Discussion: CJD is a rare neurodegenerative disease caused by pathologic prions, with incidence approximated at 1-2 cases per million individuals. Most cases present with neuropsychiatric decline, startle myoclonus, ataxia, and aphasia. Diagnostic workup includes brain MRI, EEG, and lumbar puncture with CSF evaluation of protein 14-3-3, total tau protein, and RT-QuIC. These diagnostic modalities are 97.8% sensitive when all are performed. In this case, the involvement of antecedent visual hallucinations in the absence of ocular disease suggested the presence of HV-CJD, in which prions display neurotropism for the occipital lobe. HV-CJD accounts for only 3.7-4.9% of all CJD cases. Prognosis is poor as death typically occurs within one year of symptom onset.

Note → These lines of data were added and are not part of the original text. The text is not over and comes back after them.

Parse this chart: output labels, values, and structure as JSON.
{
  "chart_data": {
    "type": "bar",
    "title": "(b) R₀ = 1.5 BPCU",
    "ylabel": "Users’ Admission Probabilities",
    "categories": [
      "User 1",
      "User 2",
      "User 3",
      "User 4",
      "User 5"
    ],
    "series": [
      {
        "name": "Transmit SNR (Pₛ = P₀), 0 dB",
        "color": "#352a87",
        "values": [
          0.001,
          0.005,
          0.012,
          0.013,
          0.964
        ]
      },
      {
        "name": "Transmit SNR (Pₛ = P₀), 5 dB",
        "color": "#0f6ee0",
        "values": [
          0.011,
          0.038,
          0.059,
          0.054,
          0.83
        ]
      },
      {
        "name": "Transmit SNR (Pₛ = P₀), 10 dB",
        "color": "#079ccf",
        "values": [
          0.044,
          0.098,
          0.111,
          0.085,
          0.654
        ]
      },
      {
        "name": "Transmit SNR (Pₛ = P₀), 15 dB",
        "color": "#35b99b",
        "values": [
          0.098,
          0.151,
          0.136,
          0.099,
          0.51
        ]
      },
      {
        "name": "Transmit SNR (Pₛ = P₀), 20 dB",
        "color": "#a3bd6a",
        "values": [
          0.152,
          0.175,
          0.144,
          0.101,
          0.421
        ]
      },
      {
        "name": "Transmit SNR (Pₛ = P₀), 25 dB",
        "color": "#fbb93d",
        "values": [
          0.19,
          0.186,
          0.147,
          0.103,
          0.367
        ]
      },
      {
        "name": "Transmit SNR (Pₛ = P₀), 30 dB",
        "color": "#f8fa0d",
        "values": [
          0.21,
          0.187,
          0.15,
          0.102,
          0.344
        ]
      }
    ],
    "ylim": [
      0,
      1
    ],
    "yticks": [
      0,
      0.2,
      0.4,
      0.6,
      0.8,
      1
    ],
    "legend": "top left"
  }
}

Conclusions: This case highlights several considerations for clinicians. First, the importance of utilizing clinical suspicion to expedite patient management while awaiting confirmatory testing. The patient’s transition to palliative care was accomplished quickly due to high clinical suspicion for CJD in the absence of alternative diagnosis. Further, multidisciplinary management was imperative for ruling out alternative diagnoses, implementing appropriate diagnostic workup, and transitioning to hospice. Finally, despite the rarity of HV-CJD, it must be considered in patients with visual changes followed by rapidly declining neuropsychiatric status and startle myoclonus.